In Japan, the art of permanently marking the body for spiritual and decorative purposes is called ‘Irezumi‘. It is thought to be over 10,000 years old. From generation to generation, Japanese Master tattooers adopted their apprentices. After many years, when the Master deemed the student qualified, the student would take on his teacher’s name. If that master took another apprentice, both apprentices became brothers.
Compare that to tattooing equipment being sold on E-Bay and Amazon and training consisting of trial and error and You-Tube videos.

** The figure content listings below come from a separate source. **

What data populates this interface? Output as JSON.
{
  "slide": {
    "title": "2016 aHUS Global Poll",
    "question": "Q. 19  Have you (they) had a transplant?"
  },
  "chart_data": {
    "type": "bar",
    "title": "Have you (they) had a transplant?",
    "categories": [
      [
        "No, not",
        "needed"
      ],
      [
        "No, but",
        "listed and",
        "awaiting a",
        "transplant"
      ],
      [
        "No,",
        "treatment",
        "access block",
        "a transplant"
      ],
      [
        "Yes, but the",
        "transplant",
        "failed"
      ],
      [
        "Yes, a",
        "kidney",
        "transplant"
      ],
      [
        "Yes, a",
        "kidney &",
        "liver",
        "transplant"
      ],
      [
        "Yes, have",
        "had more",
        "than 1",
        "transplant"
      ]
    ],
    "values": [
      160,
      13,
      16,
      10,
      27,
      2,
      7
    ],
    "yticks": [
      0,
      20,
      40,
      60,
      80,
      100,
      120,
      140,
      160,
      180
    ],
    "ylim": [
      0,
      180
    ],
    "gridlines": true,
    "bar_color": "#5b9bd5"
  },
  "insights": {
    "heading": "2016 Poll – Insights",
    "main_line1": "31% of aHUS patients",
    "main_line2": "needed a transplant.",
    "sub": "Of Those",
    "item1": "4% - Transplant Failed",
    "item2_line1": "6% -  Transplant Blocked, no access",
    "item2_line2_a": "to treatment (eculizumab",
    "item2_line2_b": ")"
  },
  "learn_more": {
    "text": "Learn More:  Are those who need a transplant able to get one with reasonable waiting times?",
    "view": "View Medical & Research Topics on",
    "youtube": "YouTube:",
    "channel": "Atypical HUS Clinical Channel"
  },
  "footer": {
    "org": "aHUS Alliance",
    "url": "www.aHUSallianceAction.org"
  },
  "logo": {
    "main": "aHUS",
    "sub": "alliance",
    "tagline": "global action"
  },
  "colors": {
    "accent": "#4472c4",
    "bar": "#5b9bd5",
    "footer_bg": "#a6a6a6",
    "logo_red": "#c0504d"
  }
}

As popular as tattoos are today, many employers still have a policy against showing visible tattoos. Starbucks had a no tattoo policy until 2015, and still does not allow facial, neck or hand tattoos.
Pioneers like Bert Grimm, developed the tattoo from small drawings to sketching larger pieces. Lyle Tuttle’s “Chickens Today – Feathers Tomorrow” chest piece is a classic example of his style, which we now term “Old School” (and which is back with a vengeance).
Tattooing is now morphing its artistic nature for reconstructive purposes (covering up scars, restoring facial features and the nipple/areola complex).
When I began tattooing in 1978, the only colors available were blue, red, green and black. —no brown or white and definitely not the wide array enjoyed now. Today we give veterans, accident victims and breast cancer survivors a new lease on life by combining centuries of knowledge and evolution – whether covering the skin with a figurative design, or blending in scars and restoring missing parts with skin tones.
The first breast cancer reconstruction I ever saw walked into Bert Grimm’s shop in Portland, Oregon in the early 1980’s. She wanted nipples and areolae. With our color selection I had no idea how to do that. Bert took a look and I recall him saying, “Hmmmm. Lips and Nips are the same…” He disappeared in back and came back with Sailor George’s recipe for restoring lips on mustard gas survivors.
I currently use the skin pigment recipes which were handed down to Bert Grimm by Sailor George. So the current pigment recipes I use are over 100 years old. We need to keep these roots alive.